Mr. Ingraham said Haiti was kind enough to take back 83 illegal immigrants who were intercepted near the southern Bahamas island of Inagua last week, adding that the United States Government was kind enough to transport the Haitian nationals back to Haiti via its Coast Guard.

“We did not have a ship that could do so and of course the Haitian Government was understanding enough to accept them,” the Prime Minister said. “So clearly from the point of view of interceptions - those who are coming in, our policy will continue; that we would want to return them immediately.

“But insofar as the regular apprehensions, we’ll have to take that into account, [that is] the reality in Haiti for the time being.”

During his address to the 63rd United Nations General Assembly, Mr.
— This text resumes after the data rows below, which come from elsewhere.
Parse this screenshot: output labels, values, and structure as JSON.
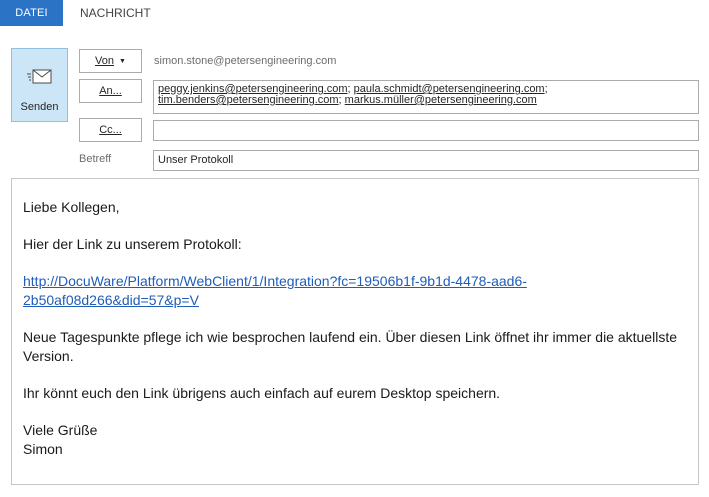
{
  "ribbon": {
    "tabs": [
      {
        "label": "DATEI",
        "active": true
      },
      {
        "label": "NACHRICHT",
        "active": false
      }
    ]
  },
  "compose": {
    "send_label": "Senden",
    "from_label": "Von",
    "to_label": "An...",
    "cc_label": "Cc...",
    "subject_label": "Betreff",
    "from_address": "simon.stone@petersengineering.com",
    "recipients": [
      "peggy.jenkins@petersengineering.com",
      "paula.schmidt@petersengineering.com",
      "tim.benders@petersengineering.com",
      "markus.müller@petersengineering.com"
    ],
    "cc_value": "",
    "subject": "Unser Protokoll"
  },
  "message": {
    "greeting": "Liebe Kollegen,",
    "intro": "Hier der Link zu unserem Protokoll:",
    "link_line1": "http://DocuWare/Platform/WebClient/1/Integration?fc=19506b1f-9b1d-4478-aad6-",
    "link_line2": "2b50af08d266&did=57&p=V",
    "para1": "Neue Tagespunkte pflege ich wie besprochen laufend ein. Über diesen Link öffnet ihr immer die aktuellste Version.",
    "para2": "Ihr könnt euch den Link übrigens auch einfach auf eurem Desktop speichern.",
    "closing": "Viele Grüße",
    "signature": "Simon"
  },
  "colors": {
    "accent": "#2a73c5",
    "send_button_bg": "#cde6f7",
    "link": "#1f5db9"
  }
}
Ingraham highlighted the impact of this year’s hurricane season in the Turks and Caicos Islands, Cuba and Haiti, indicating that the condition of Haiti “leaves much to be desired” because of its ongoing political, economic and social problems.

“Therefore, The Bahamas is especially pleased that the United Nations has remained actively engaged in Haiti and hopes that the much-desired improvement of economic conditions in Haiti will soon eventuate. Above all else, Haiti requires the establishment and maintenance of peace and security,” he told the world body.

“As the current Chair of the Caribbean Disaster Emergency Response Agency (CDERA), I am pleased that the Caribbean Community (Caricom) has been able to contribute to the relief efforts in Haiti, but its needs remain at proportions that can only be addressed by the international community.”

The Prime Minister meantime emphasised during his interview the “critical importance” of stability, security, economic activity and support for education and healthcare in Haiti.

“What happens in Haiti impacts The Bahamas because the reality is that large numbers of Haitians are either in The Bahamas or continue to come to The Bahamas – that is what happens when people lose hope in their own country and have the need for employment and opportunities and our geographical nearness to Haiti puts us in that direct path.”